If school electors authorize new sinking funds for this wide array of purposes, they can increase their investment in their local schools, and substantially improve the facilities that sustain their academic and athletic programs.
This legislation thwarts the intent of Proposal A (Michigan's school reform ballot proposal), the primary aims of which were to reduce the reliance on the property tax overall, and to close the spending gap between high- and low-value school districts. A sinking fund levies authorized mills against the property value of a district. The higher the property value, the more revenue a district can raise at low millage rates, without inflicting hardship on taxpayers. This legislation likely will enable wealthier districts to expand their programs-a classic example of 'them that gots, gets.'
Several school districts are near the five-mill maximum rate that caps sinking fund levies. These districts would not be able to shift the revenue they currently dedicate to their sinking funds and apply it to the new purposes allowed in this legislation. Neither could they levy new mills that would take their districts beyond the cap. Arguably, the districts that currently levy between three mills and five mills would be most disadvantaged. They are Tekonsha, Lakeview, and Union City (in Calhoun County); Westwood Heights and Kearsley (in Genesee County); Napolean (in Jackson County); Fitzgerald (in Macomb County); Big Jackson (in Newaygo County); Bangor Township (in VanBuren County); and Dearborn Heights and Highland Park (in Wayne County).
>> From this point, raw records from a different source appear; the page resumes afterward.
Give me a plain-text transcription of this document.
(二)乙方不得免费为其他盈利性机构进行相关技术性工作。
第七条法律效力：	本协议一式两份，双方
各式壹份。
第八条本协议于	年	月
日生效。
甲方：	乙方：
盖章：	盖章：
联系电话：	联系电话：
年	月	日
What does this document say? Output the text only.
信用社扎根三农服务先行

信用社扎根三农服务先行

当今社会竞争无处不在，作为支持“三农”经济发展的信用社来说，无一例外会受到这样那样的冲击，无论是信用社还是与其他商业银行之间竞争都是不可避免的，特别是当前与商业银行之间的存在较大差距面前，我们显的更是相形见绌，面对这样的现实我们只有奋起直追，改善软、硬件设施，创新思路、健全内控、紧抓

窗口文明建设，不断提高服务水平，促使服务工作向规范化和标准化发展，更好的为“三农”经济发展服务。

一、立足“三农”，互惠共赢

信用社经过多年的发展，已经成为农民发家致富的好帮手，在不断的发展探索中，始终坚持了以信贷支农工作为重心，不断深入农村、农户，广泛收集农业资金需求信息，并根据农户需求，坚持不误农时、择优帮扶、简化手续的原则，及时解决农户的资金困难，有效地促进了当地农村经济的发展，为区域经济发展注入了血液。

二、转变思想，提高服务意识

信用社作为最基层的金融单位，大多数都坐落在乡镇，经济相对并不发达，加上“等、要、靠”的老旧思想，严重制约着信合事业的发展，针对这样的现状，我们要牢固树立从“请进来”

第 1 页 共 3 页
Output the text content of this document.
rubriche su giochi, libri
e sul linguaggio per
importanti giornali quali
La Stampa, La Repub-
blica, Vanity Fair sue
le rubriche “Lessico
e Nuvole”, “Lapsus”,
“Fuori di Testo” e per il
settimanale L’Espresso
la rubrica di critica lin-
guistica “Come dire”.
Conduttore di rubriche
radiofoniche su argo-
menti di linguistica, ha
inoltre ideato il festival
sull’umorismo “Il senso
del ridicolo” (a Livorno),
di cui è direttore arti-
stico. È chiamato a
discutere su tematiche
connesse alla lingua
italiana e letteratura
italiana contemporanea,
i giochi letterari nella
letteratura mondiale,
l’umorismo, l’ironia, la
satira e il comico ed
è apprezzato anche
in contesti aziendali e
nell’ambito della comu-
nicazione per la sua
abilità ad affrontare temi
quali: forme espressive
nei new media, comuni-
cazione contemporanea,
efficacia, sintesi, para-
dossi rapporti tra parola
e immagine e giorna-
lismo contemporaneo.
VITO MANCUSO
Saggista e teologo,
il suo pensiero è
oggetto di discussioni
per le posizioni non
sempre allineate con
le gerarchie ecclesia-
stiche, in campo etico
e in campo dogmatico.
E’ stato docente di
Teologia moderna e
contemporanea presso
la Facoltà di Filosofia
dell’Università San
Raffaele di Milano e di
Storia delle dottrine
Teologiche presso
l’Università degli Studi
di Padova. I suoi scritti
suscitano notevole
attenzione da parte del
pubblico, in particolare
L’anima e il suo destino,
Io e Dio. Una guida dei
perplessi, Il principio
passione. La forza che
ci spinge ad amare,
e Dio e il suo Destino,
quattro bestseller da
The Middle Cities Education Association supports the bill. (10-10-01)
The Rockford Public Schools support the bill. (10-10-01)
The Kent County Intermediate School District supports the bill. (10-10-01)
Grandville Schools support the bill. (10-10-01)
This analysis was prepared by nonpartisan House staff for use by House members in their deliberations, and does not constitute an official statement of legislative intent.